Using Machine Learning Classification to Detect Simulated Increases of de Facto Reuse and Urban Stormwater Surges in Surface Water
Authors: Thompson, K., and Dickenson, E.
Water Research
Authors: Thompson, K., and Dickenson, E.
Water Research
Water quality events such as increases in stormwater or wastewater effluent in drinking water sources pose hazards to drinking water consumers. Stormwater and wastewater effluent enter Lake Mead—an important drinking water source in the southwest USA—via the Las Vegas Wash. Previous studies have applied machine learning and online instruments to detect contamination in water distribution systems.

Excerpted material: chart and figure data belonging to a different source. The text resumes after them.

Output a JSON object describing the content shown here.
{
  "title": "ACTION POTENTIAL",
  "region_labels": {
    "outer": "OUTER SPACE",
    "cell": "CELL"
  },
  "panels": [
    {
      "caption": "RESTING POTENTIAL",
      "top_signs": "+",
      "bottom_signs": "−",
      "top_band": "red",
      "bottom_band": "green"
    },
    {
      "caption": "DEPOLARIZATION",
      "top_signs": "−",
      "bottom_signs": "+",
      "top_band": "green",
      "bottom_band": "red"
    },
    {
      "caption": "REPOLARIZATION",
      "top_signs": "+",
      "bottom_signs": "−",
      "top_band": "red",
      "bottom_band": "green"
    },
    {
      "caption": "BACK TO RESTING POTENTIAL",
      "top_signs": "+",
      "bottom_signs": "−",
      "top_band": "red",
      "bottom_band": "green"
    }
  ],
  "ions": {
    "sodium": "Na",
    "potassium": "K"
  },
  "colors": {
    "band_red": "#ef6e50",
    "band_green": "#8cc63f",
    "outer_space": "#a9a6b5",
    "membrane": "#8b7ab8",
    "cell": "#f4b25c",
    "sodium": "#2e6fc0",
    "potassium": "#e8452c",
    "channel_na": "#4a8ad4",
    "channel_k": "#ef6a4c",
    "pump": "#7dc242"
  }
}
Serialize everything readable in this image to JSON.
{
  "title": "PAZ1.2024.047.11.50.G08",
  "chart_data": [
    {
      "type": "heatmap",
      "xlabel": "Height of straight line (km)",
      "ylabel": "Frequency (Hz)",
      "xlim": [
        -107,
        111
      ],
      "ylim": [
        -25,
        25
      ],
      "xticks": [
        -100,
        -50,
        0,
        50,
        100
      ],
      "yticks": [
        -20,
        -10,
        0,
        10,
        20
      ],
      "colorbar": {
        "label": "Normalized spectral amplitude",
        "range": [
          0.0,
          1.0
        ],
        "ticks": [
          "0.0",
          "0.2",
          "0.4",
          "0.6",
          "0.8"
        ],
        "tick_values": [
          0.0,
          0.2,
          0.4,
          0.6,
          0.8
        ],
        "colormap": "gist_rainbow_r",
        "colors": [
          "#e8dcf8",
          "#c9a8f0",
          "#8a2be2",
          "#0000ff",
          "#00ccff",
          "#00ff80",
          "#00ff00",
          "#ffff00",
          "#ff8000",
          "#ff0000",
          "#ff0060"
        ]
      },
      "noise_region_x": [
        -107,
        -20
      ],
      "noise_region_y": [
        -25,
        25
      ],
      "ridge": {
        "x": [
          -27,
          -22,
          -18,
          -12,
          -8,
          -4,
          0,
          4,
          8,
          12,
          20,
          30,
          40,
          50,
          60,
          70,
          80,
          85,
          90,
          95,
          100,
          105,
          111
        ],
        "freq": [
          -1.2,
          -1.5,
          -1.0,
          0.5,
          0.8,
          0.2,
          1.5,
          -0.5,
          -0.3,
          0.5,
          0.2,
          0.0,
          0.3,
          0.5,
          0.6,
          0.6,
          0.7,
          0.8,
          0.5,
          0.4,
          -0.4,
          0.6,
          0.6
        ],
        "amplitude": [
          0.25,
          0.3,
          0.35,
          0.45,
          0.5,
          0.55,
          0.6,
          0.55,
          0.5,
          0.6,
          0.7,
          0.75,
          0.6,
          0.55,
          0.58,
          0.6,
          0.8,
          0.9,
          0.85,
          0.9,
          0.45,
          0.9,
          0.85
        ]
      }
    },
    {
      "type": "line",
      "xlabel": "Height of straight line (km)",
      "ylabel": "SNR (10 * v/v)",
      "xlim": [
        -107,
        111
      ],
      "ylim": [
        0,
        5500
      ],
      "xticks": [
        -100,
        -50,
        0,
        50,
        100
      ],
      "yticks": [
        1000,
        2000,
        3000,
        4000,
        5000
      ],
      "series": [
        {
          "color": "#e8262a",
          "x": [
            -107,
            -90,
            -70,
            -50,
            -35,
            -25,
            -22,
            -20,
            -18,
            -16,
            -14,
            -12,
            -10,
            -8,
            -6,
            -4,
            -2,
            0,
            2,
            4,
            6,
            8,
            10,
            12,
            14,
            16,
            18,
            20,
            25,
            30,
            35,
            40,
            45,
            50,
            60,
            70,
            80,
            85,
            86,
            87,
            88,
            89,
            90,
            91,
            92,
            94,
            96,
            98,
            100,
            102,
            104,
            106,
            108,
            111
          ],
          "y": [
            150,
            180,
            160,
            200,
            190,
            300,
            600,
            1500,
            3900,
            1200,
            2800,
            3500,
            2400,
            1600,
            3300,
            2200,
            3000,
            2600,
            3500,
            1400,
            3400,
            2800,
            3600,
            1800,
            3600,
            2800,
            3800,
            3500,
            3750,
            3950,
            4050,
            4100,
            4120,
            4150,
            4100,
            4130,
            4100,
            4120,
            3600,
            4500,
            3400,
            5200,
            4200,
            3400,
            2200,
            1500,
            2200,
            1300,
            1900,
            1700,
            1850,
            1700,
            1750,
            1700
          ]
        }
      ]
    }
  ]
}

However, alert systems at drinking water intakes would provide more time for corrective action. An array of online instruments measuring pH, conductivity, redox potential, turbidity, temperature, tryptophan-like fluorescence, UV absorbance (UVA254), TOC, and chlorophyll-a was fed raw water directly from Lake Mead. Wastewater effluent, dry weather Las Vegas Wash, and storm-impacted Las Vegas Wash samples were blended into the instrument inlets at known ratios to simulate three types of adverse water quality events. Data preprocessing was conducted to correct for diurnal patterns or instrument drift. Supervised machine learning was conducted using previously published models in R. Ninety-nine models were screened on the raw data. Eight high-performing models were evaluated in-depth and optimized. Weighted k-Nearest Neighbors, Single C5.0 Ruleset, Mixture Discriminant Analysis, and an ensemble of these three models had accuracy over 97% when assigning test set data among three classes (Normal, Event, or Maintenance). The ensemble detected all event types at the earliest timepoint and had one false positive that was not a lag error (i.e., consecutively following a true positive). Omitting Maintenance, the Adaboost model had over 99% test set accuracy and zero false positives that were not lag errors. Data preprocessing was beneficial, but the optimal methods were model-specific. All nine water quality variables were useful for most models, but UVA254 and turbidity were most important.
Citations
Thompson, K., and Dickenson, E. “Using Machine Learning Classification to Detect Simulated Increases of de Facto Reuse and Urban Stormwater Surges in Surface Water.” Water Research. 204:117556, October 1, 2021.